Reginald F. Lewis Museum of Maryland African American History and Culture

The 82,000-square-foot Reginald F. Lewis Museum of Maryland African American History and Culture is dedicated to preserving history and retelling the stories of Maryland's African American community. Located on the edge of the Inner Harbor, the museum is the largest of its kind on the East Coast. Images, music and recorded oral history bring to life the museum's exhibits and collection.

Visitor Information

Location: 830 E. Pratt St.
Phone: 443-263-1800
Admission: Members and children 6 and under, free; ages 7 and up, $8; senior citizens, $6; college students (with valid ID), $6.
Hours: Wednesdays through Saturdays, 10 a.m. - 5 p.m.; Sundays, noon - 5 p.m. June through August open until 8 p.m. on Thursdays

Permanent Exhibitions

  • Things Hold, Lines Connect
    The stories behind the families of Maryland's African Americans. Despite slavery, they managed to maintain familial and community bonds.
  • Building Maryland, Building America
    Studies the role African Americans' labor played in building the state and national economy, particularly in areas such as iron-working, fishing and agriculture.
  • Strength of Mind
    Focuses on music, art, storytelling and literature. This gallery also hosts a rotating slate of local and children's art exhibits.

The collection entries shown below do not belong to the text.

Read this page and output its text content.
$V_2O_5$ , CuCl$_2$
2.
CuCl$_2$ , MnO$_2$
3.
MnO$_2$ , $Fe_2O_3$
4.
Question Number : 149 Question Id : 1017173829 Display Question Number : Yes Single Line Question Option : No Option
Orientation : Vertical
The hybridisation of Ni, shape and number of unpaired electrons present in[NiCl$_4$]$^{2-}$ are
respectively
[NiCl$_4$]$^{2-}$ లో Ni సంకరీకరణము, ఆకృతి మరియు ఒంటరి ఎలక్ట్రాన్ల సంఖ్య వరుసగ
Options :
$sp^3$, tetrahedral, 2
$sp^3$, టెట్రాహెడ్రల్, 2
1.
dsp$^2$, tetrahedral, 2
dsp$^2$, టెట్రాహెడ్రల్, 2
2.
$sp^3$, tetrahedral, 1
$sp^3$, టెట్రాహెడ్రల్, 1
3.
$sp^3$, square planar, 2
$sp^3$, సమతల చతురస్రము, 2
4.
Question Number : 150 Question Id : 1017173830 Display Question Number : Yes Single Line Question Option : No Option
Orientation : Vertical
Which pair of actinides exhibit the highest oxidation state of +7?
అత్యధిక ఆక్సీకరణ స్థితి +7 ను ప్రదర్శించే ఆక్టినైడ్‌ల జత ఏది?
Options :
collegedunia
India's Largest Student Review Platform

    ***Explore the museum's special exhibitions***


    In addition to main galleries, the museum includes:

  • Learning Resource Center – Level 4
    This library of books, papers, oral histories and educational resources about the African-American experience of Maryland is free (but does not include access to the museum's galleries). Open Wednesdays and Fridays from noon to 4 p.m. and by appointment, visitors are welcome to use its computers and online catalog for historical and genealogy research. The museum is building a collection of reference materials, which includes titles in the history of Maryland and the Upper South and genealogy.
  • Oral History Recording and Listening Studio (within the Learning Resource Center)
    Because oral history is such an integral part of the African-American experience, the museum's studio is a must-see…or, actually, must-hear. Listen to the stories of Maryland’s famous and not-so-famous African Americans or record your own.
  • Theater/Auditorium – Level 2
    This 200-seat theater hosts a variety of events, including theatrical, dance and musical performances; film festivals; lectures; panel discussions and receptions.
  • Museum Shop and Café – Level 1
    Accessible to visitors before paying admission, the café and gift shop give visitors a warm welcome. The café serves a variety of unique Maryland dishes, and the shop offers a collection of books, jewelry, music and specialty items.